王凌聰
【摘? 要】數據作為數字時代的重要資源和關鍵要素已成為當下的共識,而數據要素市場的價值和構建路徑還需要深入地研究。論文首先提煉了數據要素市場的價值和作用,然后歸納了國外數據要素市場建設的主要動向。為充分釋放數據要素的價值,我國應堅持政府引領、多方參與及市場化配置的原則,重視場內外交易市場的互補,強化數據標準體系建設,加快前沿數字技術的研發,培育安全合規、高效有序的數據要素市場。
【關鍵詞】數字經濟;數據要素市場;國外經驗
【中圖分類號】F49? ? ? ? ? ? ? ? ? ? ? ? ? ? ? ? ? ? ? ? ? ? ?【文獻標志碼】A? ? ? ? ? ? ? ? ? ? ? ? ? ? ? ? ? ? ? ? ? ? ? ? ?【文章編號】1673-1069(2023)06-0050-04
1 引言
黨的十八大以來,以習近平同志為核心的黨中央高度重視發展以數據為關鍵要素的數字經濟,并將其上升為國家戰略。2022年6月,習近平在主持召開中央全面深化改革委員會第二十六次會議時強調促進數據高效流通使用、賦能實體經濟,加快構建數據基礎制度。2023年3月,全國人大表決通過了《國務院機構改革方案》,從組織層面提出組建國家數據局,這是我國數據要素市場化建設上的又一個里程碑。

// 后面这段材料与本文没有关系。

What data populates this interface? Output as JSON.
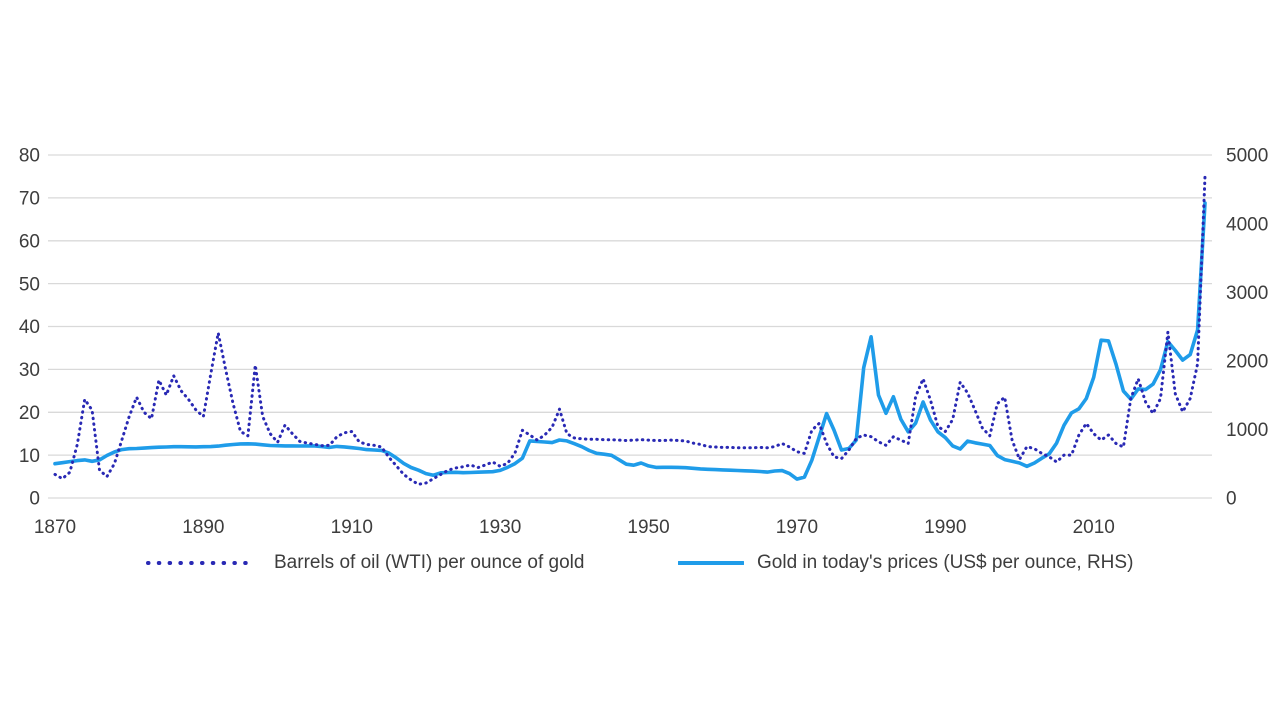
{
  "chart_data": {
    "type": "line",
    "title": "",
    "grid": true,
    "legend_position": "bottom",
    "background_color": "#ffffff",
    "grid_color": "#d9d9d9",
    "text_color": "#3d3d3d",
    "x_axis": {
      "range": [
        1870,
        2025
      ],
      "tick_years": [
        1870,
        1890,
        1910,
        1930,
        1950,
        1970,
        1990,
        2010
      ]
    },
    "left_axis": {
      "range": [
        0,
        80
      ],
      "ticks": [
        0,
        10,
        20,
        30,
        40,
        50,
        60,
        70,
        80
      ]
    },
    "right_axis": {
      "range": [
        0,
        5000
      ],
      "ticks": [
        0,
        1000,
        2000,
        3000,
        4000,
        5000
      ]
    },
    "years": [
      1870,
      1871,
      1872,
      1873,
      1874,
      1875,
      1876,
      1877,
      1878,
      1879,
      1880,
      1881,
      1882,
      1883,
      1884,
      1885,
      1886,
      1887,
      1888,
      1889,
      1890,
      1891,
      1892,
      1893,
      1894,
      1895,
      1896,
      1897,
      1898,
      1899,
      1900,
      1901,
      1902,
      1903,
      1904,
      1905,
      1906,
      1907,
      1908,
      1909,
      1910,
      1911,
      1912,
      1913,
      1914,
      1915,
      1916,
      1917,
      1918,
      1919,
      1920,
      1921,
      1922,
      1923,
      1924,
      1925,
      1926,
      1927,
      1928,
      1929,
      1930,
      1931,
      1932,
      1933,
      1934,
      1935,
      1936,
      1937,
      1938,
      1939,
      1940,
      1941,
      1942,
      1943,
      1944,
      1945,
      1946,
      1947,
      1948,
      1949,
      1950,
      1951,
      1952,
      1953,
      1954,
      1955,
      1956,
      1957,
      1958,
      1959,
      1960,
      1961,
      1962,
      1963,
      1964,
      1965,
      1966,
      1967,
      1968,
      1969,
      1970,
      1971,
      1972,
      1973,
      1974,
      1975,
      1976,
      1977,
      1978,
      1979,
      1980,
      1981,
      1982,
      1983,
      1984,
      1985,
      1986,
      1987,
      1988,
      1989,
      1990,
      1991,
      1992,
      1993,
      1994,
      1995,
      1996,
      1997,
      1998,
      1999,
      2000,
      2001,
      2002,
      2003,
      2004,
      2005,
      2006,
      2007,
      2008,
      2009,
      2010,
      2011,
      2012,
      2013,
      2014,
      2015,
      2016,
      2017,
      2018,
      2019,
      2020,
      2021,
      2022,
      2023,
      2024,
      2025
    ],
    "series": [
      {
        "name": "Barrels of oil (WTI) per ounce of gold",
        "axis": "left",
        "line_style": "dotted",
        "color": "#2929b4",
        "values": [
          5.5,
          4.5,
          6.0,
          12.5,
          23.0,
          20.5,
          6.5,
          5.0,
          8.0,
          13.5,
          19.0,
          23.5,
          20.0,
          18.5,
          27.5,
          24.0,
          28.5,
          25.0,
          23.0,
          20.5,
          19.0,
          29.0,
          38.5,
          30.0,
          22.0,
          15.5,
          14.5,
          31.0,
          19.0,
          15.0,
          13.0,
          17.0,
          15.0,
          13.2,
          12.8,
          12.5,
          12.2,
          12.3,
          14.3,
          15.2,
          15.5,
          13.1,
          12.5,
          12.3,
          11.9,
          9.5,
          7.5,
          5.5,
          4.2,
          3.2,
          3.5,
          4.5,
          5.5,
          6.5,
          7.0,
          7.3,
          7.7,
          7.1,
          7.7,
          8.4,
          7.4,
          8.1,
          10.5,
          15.8,
          14.7,
          13.5,
          14.7,
          16.5,
          20.7,
          15.0,
          14.0,
          13.8,
          13.7,
          13.7,
          13.6,
          13.6,
          13.5,
          13.4,
          13.5,
          13.6,
          13.5,
          13.4,
          13.4,
          13.5,
          13.4,
          13.3,
          12.8,
          12.5,
          12.0,
          11.9,
          11.8,
          11.8,
          11.7,
          11.7,
          11.7,
          11.8,
          11.7,
          12.0,
          12.7,
          11.9,
          10.8,
          10.4,
          15.8,
          17.4,
          12.7,
          9.6,
          9.2,
          11.2,
          13.9,
          14.7,
          14.3,
          13.1,
          12.3,
          14.3,
          13.5,
          12.7,
          23.6,
          27.8,
          22.8,
          16.7,
          15.5,
          18.3,
          27.0,
          24.5,
          20.5,
          16.3,
          14.5,
          22.0,
          23.5,
          13.5,
          9.0,
          12.0,
          11.5,
          10.4,
          9.6,
          8.4,
          10.0,
          10.0,
          14.7,
          17.4,
          15.0,
          13.5,
          14.7,
          12.7,
          11.9,
          23.2,
          27.8,
          22.4,
          19.7,
          23.2,
          38.7,
          24.3,
          20.1,
          23.2,
          31.3,
          75.0
        ]
      },
      {
        "name": "Gold in today's prices (US$ per ounce, RHS)",
        "axis": "right",
        "line_style": "solid",
        "color": "#1f9ce9",
        "values": [
          500,
          515,
          530,
          545,
          555,
          535,
          555,
          620,
          670,
          705,
          718,
          722,
          728,
          734,
          740,
          744,
          748,
          748,
          746,
          745,
          748,
          750,
          756,
          770,
          780,
          788,
          790,
          786,
          776,
          766,
          762,
          760,
          760,
          758,
          760,
          760,
          750,
          738,
          752,
          745,
          733,
          722,
          706,
          700,
          694,
          655,
          585,
          505,
          445,
          405,
          355,
          332,
          368,
          372,
          375,
          369,
          372,
          376,
          380,
          384,
          402,
          447,
          502,
          580,
          832,
          824,
          816,
          808,
          846,
          833,
          792,
          748,
          692,
          652,
          638,
          622,
          558,
          492,
          478,
          510,
          468,
          446,
          447,
          448,
          446,
          441,
          433,
          424,
          419,
          414,
          409,
          405,
          401,
          397,
          392,
          387,
          377,
          393,
          399,
          356,
          275,
          305,
          550,
          890,
          1230,
          990,
          700,
          722,
          845,
          1900,
          2350,
          1500,
          1235,
          1475,
          1150,
          965,
          1090,
          1400,
          1135,
          965,
          880,
          760,
          715,
          830,
          805,
          785,
          765,
          620,
          560,
          535,
          510,
          462,
          510,
          580,
          645,
          800,
          1060,
          1240,
          1300,
          1450,
          1760,
          2300,
          2290,
          1950,
          1560,
          1440,
          1590,
          1580,
          1660,
          1870,
          2280,
          2150,
          2010,
          2090,
          2450,
          4300
        ]
      }
    ]
  }
}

自2015年我國第一家大數據交易所“貴交所”成立以來,我國在數字經濟的浪潮中不斷探索數據要素市場的建設。然而,相比數字經濟發展得如火如荼,我國的數據要素市場卻存在場內交易量少、場外交易缺乏監管等問題。2021年我國數字經濟規模僅次于美國,約占全球總規模的18.6%。但我國數據交易市場規模卻處于北美、歐洲之后。據上海數據交易所研究院發布的數據,2021年全球數據交易流通市場規模達到2 000億元,其中北美洲、歐洲和中國市場分別占比48%、25%和13%。數據要素市場的不完善制約數字經濟與實體經濟的深度融合,阻礙了我國經濟的高質量發展。因此,有必要深化對數據要素市場價值和作用的認識,總結發達國家在數據要素市場化配置中的有益成果,建立有中國特色的數據要素市場。
2 數據要素市場的價值和作用
2.1 有利于構建全國統一大市場
培育數據要素市場是構建全國統一大市場的題中之意和必然要求,是構建“雙循環”格局的重要抓手。一個完善的要素市場能有效提升資源配置效率、優化經濟結構、改善收入分配[1]。安全合規、高效有序的數據要素市場不是數據價值釋放之路的“攔路虎”,而是保障數據流通交易的“紅綠燈”和數據賦能經濟發展的“高速公路”。“三權分置”的確權原則有利于保障用戶的隱私權益,尊重數據采集商和數據開發商的價值創造貢獻,促進我國大數據產業和數據市場的發展壯大。
完善的數據要素市場不僅能夠破除數據要素流通的環境約束、促進數據要素的高質量供給,還能夠賦能土地、資本、勞動力等傳統要素市場的數字化升級。大數據、區塊鏈等數字技術在傳統要素市場中的應用降低了其信息不對稱,并能緩解資源錯配。數據要素市場的壯大,能有效提升傳統要素市場的數字化、網絡化、智能化水平,進而帶動全國產品市場的迭代升級[2]。
2.2 有利于推動數字經濟高質量發展
我國雖然擁有著海量的數據資源、豐富的數據應用場景和強大的算力、算法積累,但是依然存在高質量數據供給不足、數據流通壁壘突出、數據安全等問題,而這制約了數字經濟的高質量發展。數據要素市場為數字技術提供了源源不斷的應用場景和創新思路,數字技術的創新助力數字經濟提質增效。數據要素市場化促進數字經濟高質量發展可以從宏觀、中觀、微觀3個層面得到體現[3]。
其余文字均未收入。